When VFA became aware of the breach, it took steps to block the malicious IP addresses, revised its user authentication policy to prohibit provision of temporary passwords by telephone and issued notices to affected customers which described the breach and offered one year of free credit monitoring. VFA also named a new chief information security officer. 

The SEC however found VFA’s response to the breach to be inadequate. Although VFA had existing cybersecurity policies and procedures in place, the SEC alleged, in relation to the Safeguards Rule, that VFA’s policies and procedures, including with respect to the resetting of passwords and the identification of higher-risk representatives and customer accounts for additional security measures were not reasonably designed, nor reasonably designed to be applied to its contractors. The SEC also alleged that VFA had not provided adequate training to its employees with respect to its Identity Theft Prevention Program and that in any event this program did not include reasonable policies and procedures to respond to identity theft red flags, nor was the program reviewed and updated in response to changes in risks to VFA’s customers.

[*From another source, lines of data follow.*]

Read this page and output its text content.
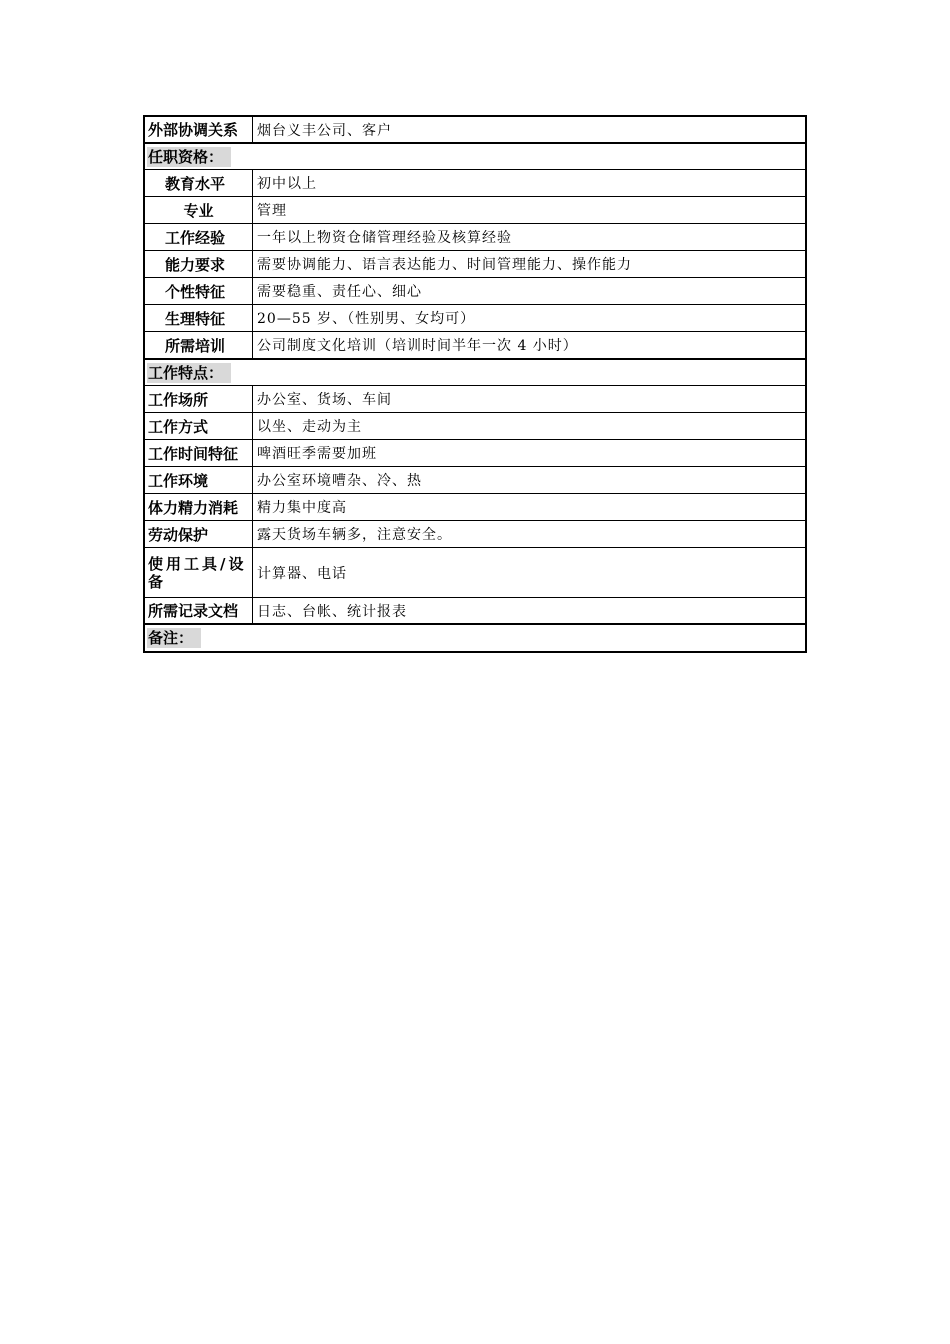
外部协调关系	烟台义丰公司、客户
任职资格：
教育水平	初中以上
专业	管理
工作经验	一年以上物资仓储管理经验及核算经验
能力要求	需要协调能力、语言表达能力、时间管理能力、操作能力
个性特征	需要稳重、责任心、细心
生理特征	20—55 岁、（性别男、女均可）
所需培训	公司制度文化培训（培训时间半年一次 4 小时）
工作特点：
工作场所	办公室、货场、车间
工作方式	以坐、走动为主
工作时间特征	啤酒旺季需要加班
工作环境	办公室环境嘈杂、冷、热
体力精力消耗	精力集中度高
劳动保护	露天货场车辆多，注意安全。
使用工具/设备	计算器、电话
所需记录文档	日志、台帐、统计报表
备注：
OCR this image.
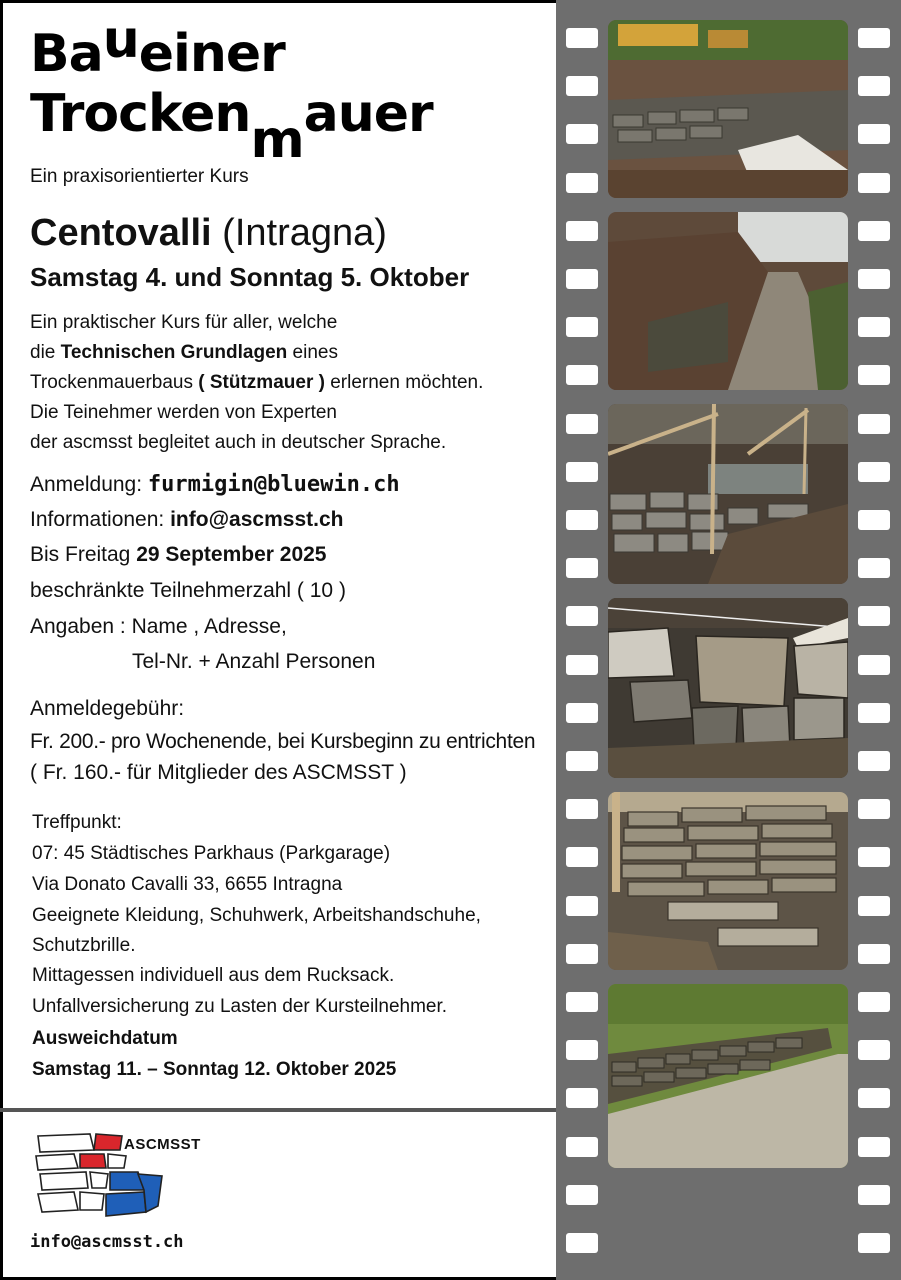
Baueiner
Trockenmauer
Ein praxisorientierter Kurs
Centovalli (Intragna)
Samstag 4. und Sonntag 5. Oktober
Ein praktischer Kurs für aller, welche
die Technischen Grundlagen eines
Trockenmauerbaus ( Stützmauer ) erlernen möchten.
Die Teinehmer werden von Experten
der ascmsst begleitet auch in deutscher Sprache.
Anmeldung: furmigin@bluewin.ch
Informationen: info@ascmsst.ch
Bis Freitag 29 September 2025
beschränkte Teilnehmerzahl ( 10 )
Angaben : Name , Adresse,
Tel-Nr. + Anzahl Personen
Anmeldegebühr:
Fr. 200.- pro Wochenende, bei Kursbeginn zu entrichten
( Fr. 160.- für Mitglieder des ASCMSST )
Treffpunkt:
07: 45 Städtisches Parkhaus (Parkgarage)
Via Donato Cavalli 33, 6655 Intragna
Geeignete Kleidung, Schuhwerk, Arbeitshandschuhe,
Schutzbrille.
Mittagessen individuell aus dem Rucksack.
Unfallversicherung zu Lasten der Kursteilnehmer.
Ausweichdatum
Samstag 11. – Sonntag 12. Oktober 2025
ASCMSST
info@ascmsst.ch
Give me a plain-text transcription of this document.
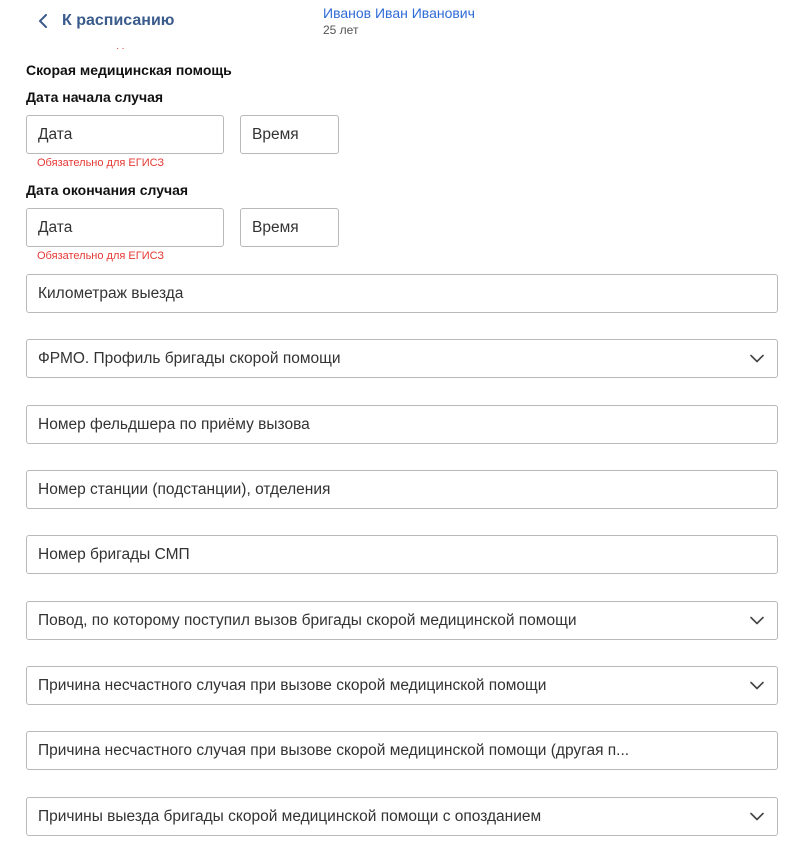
К расписанию	Иванов Иван Иванович
25 лет
··
Скорая медицинская помощь
Дата начала случая
Дата	Время
Обязательно для ЕГИСЗ
Дата окончания случая
Дата	Время
Обязательно для ЕГИСЗ
Километраж выезда
ФРМО. Профиль бригады скорой помощи
Номер фельдшера по приёму вызова
Номер станции (подстанции), отделения
Номер бригады СМП
Повод, по которому поступил вызов бригады скорой медицинской помощи
Причина несчастного случая при вызове скорой медицинской помощи
Причина несчастного случая при вызове скорой медицинской помощи (другая п...
Причины выезда бригады скорой медицинской помощи с опозданием
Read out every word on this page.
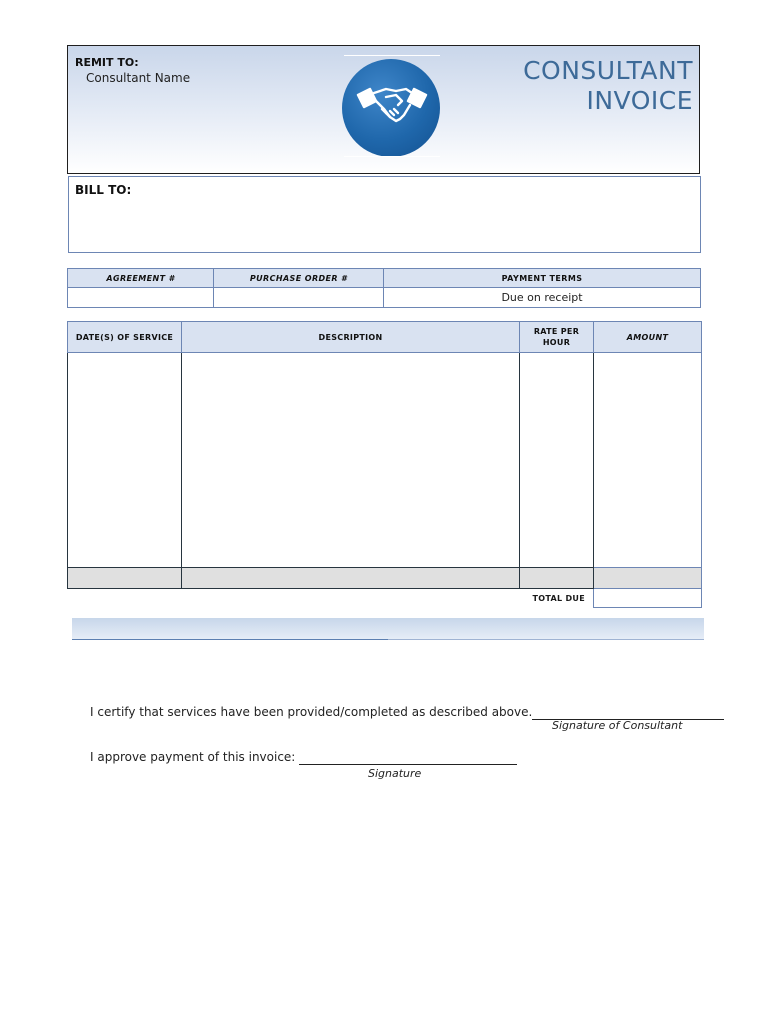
REMIT TO:
Consultant Name	CONSULTANT
INVOICE
BILL TO:
AGREEMENT #	PURCHASE ORDER #	PAYMENT TERMS
		Due on receipt
DATE(S) OF SERVICE	DESCRIPTION	RATE PER HOUR	AMOUNT

		TOTAL DUE	
I certify that services have been provided/completed as described above.
Signature of Consultant
I approve payment of this invoice:
Signature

Without admitting to the SEC’s findings, VFA agreed to a $1 million settlement for the alleged failures in its cybersecurity policies and procedures. VFA was also required to retain an independent consultant to review its policies and procedures for compliance with the Rules.

Conclusion

This is the first SEC enforcement action in relation to a violation of the Identity Theft Red Flags Rule and it provides guidance on the SEC’s expectations relating to cybersecurity policies and procedures. It also provides a look at the potentially severe regulatory, financial and reputational risks where actions taken by registered broker-dealers and investment advisers to comply with the Rules fall short. In particular, it appears that merely having cybersecurity policies and procedures in place will not be sufficient if they are not reasonably designed or ineffective.